Sparse Soft Decision Trees and Kernel Logistic Regression: Optimization Models and Algorithms
摘要
Machine learning models have achieved remarkable results across domains such as healthcare, finance, and natural language processing. However, their adoption in sensitive applications often requires interpretable models, where sparsity can enhance both interpretability and generalization. We investigate and improve soft decision trees for classification and regression, which are interpretable models, and kernel logistic regression for binary classification. Contributions include new model variants, sparsification methods, theoretical properties, and decomposition-based training algorithms. For soft classification trees, we propose \(\ell _0\) -based sparsification methods that are more effective in promoting both local and global sparsity compared to the previously proposed \(\ell _1\) and \(\ell _\infty \) regularizations.

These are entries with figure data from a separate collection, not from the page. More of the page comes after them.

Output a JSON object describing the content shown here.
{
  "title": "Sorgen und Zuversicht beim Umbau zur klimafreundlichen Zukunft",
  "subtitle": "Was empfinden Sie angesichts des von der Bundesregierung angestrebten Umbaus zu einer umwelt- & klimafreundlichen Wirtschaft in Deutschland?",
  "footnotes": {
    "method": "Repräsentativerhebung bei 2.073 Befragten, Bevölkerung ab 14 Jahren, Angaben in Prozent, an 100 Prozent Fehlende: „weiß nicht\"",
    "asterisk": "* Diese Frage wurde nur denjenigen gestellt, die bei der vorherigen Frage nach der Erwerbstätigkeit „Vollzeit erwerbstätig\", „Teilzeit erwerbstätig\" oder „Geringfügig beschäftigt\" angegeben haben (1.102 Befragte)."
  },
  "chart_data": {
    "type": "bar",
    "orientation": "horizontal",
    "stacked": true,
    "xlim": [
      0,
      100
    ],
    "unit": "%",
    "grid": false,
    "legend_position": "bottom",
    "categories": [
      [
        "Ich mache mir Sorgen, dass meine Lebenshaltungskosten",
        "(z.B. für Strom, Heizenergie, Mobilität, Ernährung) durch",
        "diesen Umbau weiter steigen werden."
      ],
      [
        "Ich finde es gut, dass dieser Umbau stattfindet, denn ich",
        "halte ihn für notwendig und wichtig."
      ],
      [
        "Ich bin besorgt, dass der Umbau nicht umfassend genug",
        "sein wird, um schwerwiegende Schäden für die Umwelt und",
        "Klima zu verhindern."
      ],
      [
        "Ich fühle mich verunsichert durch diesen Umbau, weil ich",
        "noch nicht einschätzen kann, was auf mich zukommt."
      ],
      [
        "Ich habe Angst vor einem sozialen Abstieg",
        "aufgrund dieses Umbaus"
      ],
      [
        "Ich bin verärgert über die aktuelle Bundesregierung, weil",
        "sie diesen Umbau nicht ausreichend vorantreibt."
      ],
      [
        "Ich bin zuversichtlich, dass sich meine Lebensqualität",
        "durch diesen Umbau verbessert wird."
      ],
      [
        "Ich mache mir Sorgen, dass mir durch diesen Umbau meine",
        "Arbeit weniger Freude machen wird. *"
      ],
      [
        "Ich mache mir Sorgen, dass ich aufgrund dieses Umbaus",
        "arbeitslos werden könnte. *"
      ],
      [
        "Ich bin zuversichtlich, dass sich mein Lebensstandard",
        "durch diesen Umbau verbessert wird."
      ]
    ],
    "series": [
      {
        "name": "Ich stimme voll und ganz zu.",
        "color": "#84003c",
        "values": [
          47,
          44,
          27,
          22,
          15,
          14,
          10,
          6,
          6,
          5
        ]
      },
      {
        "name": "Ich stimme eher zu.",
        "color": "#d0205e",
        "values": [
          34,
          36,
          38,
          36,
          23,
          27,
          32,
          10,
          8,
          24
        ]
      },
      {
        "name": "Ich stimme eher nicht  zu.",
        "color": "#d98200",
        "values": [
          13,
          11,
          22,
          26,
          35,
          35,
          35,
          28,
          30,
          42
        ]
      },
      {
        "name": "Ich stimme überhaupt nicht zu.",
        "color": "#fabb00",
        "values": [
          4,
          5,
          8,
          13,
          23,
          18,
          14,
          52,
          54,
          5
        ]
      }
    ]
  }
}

For soft regression trees, we present a model variant where, for each input vector, the prediction is given by the linear regression associated with a single leaf node. We design a nonlinear optimization formulation amenable to decomposition and develop a convergent node-based algorithm that includes a heuristic for rerouting input vectors. Concerning kernel logistic regression, we develop a sparsity-inducing formulation for binary classification and design a convergent second-order sequential minimal optimization algorithm that achieves a good balance between sparsity and accuracy, while maintaining informative probabilistic outputs.